Introduction

Today we’ll learn how to build and deploy a FastAPI application with a task queue via Celery. We will also create a chat interface using Solara and OpenAI. Then, we’ll deploy it as a single full-stack application using the Ploomber Cloud command-line interface.

The full source code can be found here.

What are we building?

The application is a chat bot that will answer questions about GitHub repositories. We’ll use LlamaIndex which has features for indexing GitHub repositories and chatting with an LLM. This implementation is adapted from an application by Sophia Yang and Mark Scov Madsen..

Architecture

Here’s a diagram to help understand the overall structure of the application:

FastAPI

We first get our basic API running.

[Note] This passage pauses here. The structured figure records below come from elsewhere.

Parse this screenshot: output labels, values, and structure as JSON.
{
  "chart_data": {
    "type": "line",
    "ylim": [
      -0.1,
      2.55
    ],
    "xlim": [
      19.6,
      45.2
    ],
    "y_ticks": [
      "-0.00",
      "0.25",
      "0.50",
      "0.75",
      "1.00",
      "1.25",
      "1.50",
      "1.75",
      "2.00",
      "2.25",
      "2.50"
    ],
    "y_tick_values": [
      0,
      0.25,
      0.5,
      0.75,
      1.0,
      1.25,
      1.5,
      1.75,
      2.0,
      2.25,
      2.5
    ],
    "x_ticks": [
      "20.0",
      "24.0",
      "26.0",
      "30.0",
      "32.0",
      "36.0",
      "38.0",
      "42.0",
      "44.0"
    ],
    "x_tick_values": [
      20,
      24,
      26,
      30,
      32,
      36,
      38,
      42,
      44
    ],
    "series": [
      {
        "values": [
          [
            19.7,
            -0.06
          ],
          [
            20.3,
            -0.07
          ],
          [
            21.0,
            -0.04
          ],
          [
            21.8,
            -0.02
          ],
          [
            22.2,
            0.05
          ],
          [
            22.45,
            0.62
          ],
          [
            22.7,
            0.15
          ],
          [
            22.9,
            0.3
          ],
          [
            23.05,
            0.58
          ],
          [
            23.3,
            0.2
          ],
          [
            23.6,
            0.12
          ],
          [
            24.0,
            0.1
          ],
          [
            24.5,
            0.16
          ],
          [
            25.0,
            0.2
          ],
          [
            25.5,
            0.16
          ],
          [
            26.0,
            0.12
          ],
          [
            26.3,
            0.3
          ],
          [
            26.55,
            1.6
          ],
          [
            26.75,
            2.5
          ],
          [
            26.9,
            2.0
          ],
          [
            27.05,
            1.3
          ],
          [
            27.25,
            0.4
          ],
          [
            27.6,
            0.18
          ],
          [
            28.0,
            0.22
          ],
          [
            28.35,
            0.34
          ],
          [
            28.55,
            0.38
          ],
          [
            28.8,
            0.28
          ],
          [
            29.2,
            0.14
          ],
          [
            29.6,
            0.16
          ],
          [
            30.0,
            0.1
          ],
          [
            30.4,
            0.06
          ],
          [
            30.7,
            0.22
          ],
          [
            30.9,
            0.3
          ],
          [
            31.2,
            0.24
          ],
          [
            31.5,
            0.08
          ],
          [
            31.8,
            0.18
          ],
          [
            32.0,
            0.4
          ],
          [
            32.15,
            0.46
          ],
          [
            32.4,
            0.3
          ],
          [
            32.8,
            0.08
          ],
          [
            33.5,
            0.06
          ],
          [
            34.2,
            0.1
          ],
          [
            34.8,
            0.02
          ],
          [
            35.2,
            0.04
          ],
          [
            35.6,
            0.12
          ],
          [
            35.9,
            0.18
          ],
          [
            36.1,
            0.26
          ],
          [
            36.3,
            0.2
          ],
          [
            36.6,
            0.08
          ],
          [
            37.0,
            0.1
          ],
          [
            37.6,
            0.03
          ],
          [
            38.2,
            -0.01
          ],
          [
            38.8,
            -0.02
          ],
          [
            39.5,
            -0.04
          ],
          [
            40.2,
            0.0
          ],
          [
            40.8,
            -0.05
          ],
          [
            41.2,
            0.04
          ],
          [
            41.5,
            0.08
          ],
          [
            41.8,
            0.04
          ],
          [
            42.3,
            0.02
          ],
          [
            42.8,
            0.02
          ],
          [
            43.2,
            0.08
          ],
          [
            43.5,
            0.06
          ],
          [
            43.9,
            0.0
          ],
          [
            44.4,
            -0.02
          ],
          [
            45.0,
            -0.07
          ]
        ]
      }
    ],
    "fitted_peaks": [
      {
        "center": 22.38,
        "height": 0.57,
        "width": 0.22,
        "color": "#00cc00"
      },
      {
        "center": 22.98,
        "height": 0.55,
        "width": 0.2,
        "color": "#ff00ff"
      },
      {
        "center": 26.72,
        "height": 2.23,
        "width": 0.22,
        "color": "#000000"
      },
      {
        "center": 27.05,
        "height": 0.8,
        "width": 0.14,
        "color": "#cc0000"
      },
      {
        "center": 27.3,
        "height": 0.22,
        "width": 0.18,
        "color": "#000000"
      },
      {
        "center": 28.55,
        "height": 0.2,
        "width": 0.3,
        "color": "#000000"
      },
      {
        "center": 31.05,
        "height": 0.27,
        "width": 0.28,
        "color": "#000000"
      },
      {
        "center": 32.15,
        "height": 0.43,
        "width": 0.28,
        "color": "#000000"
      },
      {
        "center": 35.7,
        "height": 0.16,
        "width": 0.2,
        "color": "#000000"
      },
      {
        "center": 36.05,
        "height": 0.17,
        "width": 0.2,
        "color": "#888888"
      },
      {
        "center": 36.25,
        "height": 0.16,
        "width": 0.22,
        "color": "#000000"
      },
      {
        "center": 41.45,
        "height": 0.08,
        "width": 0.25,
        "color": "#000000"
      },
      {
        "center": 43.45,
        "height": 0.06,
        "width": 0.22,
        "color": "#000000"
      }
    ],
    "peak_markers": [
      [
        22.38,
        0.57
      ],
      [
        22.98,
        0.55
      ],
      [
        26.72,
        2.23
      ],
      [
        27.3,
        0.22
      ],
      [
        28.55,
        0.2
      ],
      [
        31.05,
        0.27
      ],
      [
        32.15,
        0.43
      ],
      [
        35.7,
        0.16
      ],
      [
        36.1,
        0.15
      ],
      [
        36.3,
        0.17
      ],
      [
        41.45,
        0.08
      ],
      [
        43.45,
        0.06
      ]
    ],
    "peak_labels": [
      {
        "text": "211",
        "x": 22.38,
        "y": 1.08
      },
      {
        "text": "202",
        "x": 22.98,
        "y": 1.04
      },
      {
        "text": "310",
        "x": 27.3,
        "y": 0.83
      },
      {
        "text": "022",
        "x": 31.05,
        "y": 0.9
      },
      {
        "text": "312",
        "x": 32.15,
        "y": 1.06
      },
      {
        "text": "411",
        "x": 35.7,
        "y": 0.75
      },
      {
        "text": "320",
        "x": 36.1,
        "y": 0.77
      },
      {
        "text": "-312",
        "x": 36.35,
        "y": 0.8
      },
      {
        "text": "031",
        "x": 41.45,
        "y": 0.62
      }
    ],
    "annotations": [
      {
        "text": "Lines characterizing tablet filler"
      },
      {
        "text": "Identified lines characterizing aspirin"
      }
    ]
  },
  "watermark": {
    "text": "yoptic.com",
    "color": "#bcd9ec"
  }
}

It will have 3 main endpoints:

  • /scrape which will load a repository from Github
  • /status which will return the loading status of a repository, and
  • /ask which will answer a user’s question about a repository.

For more detailed information on setting up an API, see the FastAPI docs.

The API should be defined as app.py and will look something like this:

app = FastAPI()

class Repo(BaseModel):
    owner: str
    name: str
    branch: str

class Question(BaseModel):
    repo_id: str
    question: str

@app.post('/scrape')
def scrape(repo: Repo) -> dict[str, Any]: # maybe change repo from str
    # Enter into DB
    id = f"{repo.owner}-{repo.name}-{repo.branch}"
    status = None
    path = None
    return {'id': id, 'status': status, 'path': path}


@app.get('/status/{repo_id}')
def status(repo_id) -> dict[str, Any]:
    status = None
    return {'id': repo_id, 'status': stat}


@app.post('/ask')
def ask(question: Question) -> dict[str, Any]: # maybe change repo from str
    answer = answer_question(question.repo_id, question.question)
    return {'question': question, 'answer': answer}

We’ll run the API with this command:

uvicorn app:app --reload

Task Queue with Celery

Now that our API is working, we’ll implement a task queue which will help us process Github repositories in the background. For more in depth information on using FastAPI + Celery, see this excellent tutorial.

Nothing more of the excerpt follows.